Let’s take a look at a case study using Reality Labs’ digital character Trudy. Digital character Trudy consists of 54 meshes with 340K triangles. Rendering Trudy in Blender 3.0 using Cycles’ native alembic Procedural increases the framerate by 12x, from 2 to 24 frames per second. A detailed breakdown of the acceleration for each computation stage is shown in the table below. (Courtesy from Feng Xie, Reality Labs Research)
Statistics: 54 objects, 340K tris, 770MB textures
The team at Facebook is also interested in improving the physical correctness of Cycles BSDFs. For example, a recent contribution saw the rendering of subsurface scattering improved via the addition of an anisotropic phase function to better simulate the interaction between light and skin (tip: human skin has an anisotropy of about 0.8). This contribution was made by Christophe Hery, the co-author of the original Pixar publication introducing this improvement to the rendering community.

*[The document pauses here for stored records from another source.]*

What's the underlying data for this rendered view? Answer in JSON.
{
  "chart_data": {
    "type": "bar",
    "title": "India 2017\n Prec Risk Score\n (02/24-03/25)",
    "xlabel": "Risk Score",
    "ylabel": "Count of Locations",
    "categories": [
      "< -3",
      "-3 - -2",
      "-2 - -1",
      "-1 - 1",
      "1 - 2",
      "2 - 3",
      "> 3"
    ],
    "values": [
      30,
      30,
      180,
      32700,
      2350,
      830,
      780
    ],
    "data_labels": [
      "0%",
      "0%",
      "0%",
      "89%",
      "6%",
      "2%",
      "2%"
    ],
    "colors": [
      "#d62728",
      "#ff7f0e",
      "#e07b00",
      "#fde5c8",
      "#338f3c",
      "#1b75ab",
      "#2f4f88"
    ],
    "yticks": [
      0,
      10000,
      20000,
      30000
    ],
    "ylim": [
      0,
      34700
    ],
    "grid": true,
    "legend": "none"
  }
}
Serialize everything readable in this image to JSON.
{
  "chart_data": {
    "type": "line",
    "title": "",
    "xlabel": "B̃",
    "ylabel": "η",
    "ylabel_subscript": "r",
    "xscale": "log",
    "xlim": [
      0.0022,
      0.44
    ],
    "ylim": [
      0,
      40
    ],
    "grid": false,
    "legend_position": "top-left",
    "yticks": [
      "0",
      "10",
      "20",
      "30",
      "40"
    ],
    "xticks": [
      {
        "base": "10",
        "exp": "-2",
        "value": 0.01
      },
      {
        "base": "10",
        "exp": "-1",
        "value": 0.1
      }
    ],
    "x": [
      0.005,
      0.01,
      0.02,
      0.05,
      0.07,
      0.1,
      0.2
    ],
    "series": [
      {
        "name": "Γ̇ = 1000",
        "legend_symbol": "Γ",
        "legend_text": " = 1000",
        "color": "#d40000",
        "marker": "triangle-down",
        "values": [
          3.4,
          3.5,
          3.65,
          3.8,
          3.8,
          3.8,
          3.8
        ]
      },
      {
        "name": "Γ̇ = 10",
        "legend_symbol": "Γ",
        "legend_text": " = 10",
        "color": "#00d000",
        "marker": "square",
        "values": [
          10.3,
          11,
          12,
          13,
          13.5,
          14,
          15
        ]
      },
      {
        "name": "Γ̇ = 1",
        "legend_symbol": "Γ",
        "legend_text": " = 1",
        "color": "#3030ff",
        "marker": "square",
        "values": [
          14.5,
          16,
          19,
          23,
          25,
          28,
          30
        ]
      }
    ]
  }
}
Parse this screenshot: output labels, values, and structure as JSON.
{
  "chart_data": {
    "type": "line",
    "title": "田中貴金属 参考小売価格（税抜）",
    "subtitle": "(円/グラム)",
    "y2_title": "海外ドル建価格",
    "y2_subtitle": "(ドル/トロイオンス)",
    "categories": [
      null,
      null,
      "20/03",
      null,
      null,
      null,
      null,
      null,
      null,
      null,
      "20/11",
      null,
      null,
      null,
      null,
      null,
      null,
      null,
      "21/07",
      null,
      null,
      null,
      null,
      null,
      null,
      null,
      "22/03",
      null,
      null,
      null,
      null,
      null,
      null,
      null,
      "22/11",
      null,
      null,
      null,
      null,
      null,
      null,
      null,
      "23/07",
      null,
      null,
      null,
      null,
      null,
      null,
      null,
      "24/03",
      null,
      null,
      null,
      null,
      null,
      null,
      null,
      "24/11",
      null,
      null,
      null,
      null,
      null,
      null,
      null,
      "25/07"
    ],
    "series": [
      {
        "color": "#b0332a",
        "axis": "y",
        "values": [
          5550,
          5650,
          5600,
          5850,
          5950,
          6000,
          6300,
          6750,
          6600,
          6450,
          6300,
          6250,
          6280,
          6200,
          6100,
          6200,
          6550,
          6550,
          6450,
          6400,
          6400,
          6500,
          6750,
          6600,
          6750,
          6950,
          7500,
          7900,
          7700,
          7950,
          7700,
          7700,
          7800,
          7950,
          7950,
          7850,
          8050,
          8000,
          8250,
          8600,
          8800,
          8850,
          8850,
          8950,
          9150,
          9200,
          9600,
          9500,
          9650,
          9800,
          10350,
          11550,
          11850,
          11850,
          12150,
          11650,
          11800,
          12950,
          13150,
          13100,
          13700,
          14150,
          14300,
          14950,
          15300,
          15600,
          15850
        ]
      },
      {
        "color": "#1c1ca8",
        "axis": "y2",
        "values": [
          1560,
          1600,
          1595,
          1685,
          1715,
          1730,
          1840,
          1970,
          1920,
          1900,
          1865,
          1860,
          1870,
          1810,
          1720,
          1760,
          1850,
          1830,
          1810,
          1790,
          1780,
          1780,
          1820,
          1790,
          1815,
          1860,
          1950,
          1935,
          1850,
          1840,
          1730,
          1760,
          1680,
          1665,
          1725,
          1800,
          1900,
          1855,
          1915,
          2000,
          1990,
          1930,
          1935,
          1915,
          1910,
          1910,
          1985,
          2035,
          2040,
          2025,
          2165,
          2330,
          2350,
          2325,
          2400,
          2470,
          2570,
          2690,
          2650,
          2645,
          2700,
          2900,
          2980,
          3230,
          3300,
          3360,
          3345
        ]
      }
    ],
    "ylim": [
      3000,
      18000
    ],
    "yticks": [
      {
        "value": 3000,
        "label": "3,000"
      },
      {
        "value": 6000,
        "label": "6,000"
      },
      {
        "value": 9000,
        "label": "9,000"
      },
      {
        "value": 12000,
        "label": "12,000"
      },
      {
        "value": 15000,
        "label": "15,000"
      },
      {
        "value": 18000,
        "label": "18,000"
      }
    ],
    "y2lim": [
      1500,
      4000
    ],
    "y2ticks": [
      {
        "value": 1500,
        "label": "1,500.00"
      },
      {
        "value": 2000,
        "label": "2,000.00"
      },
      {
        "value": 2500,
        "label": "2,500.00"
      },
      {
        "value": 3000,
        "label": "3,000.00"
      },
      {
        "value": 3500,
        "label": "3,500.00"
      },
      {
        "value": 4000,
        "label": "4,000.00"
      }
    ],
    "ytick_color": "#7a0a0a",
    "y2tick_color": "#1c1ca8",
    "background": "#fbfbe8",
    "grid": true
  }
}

Although this collaboration was previously focused on synchronization speed, it is now focused on physical correctness and path tracing speed. A patch for manifold next event estimation, which will improve the rendering of caustics, will be soon submitted for review and inclusion. There are also several optimizations still possible in the work to improve the performance of Cycles’ data transfer and memory usage (especially VRAM).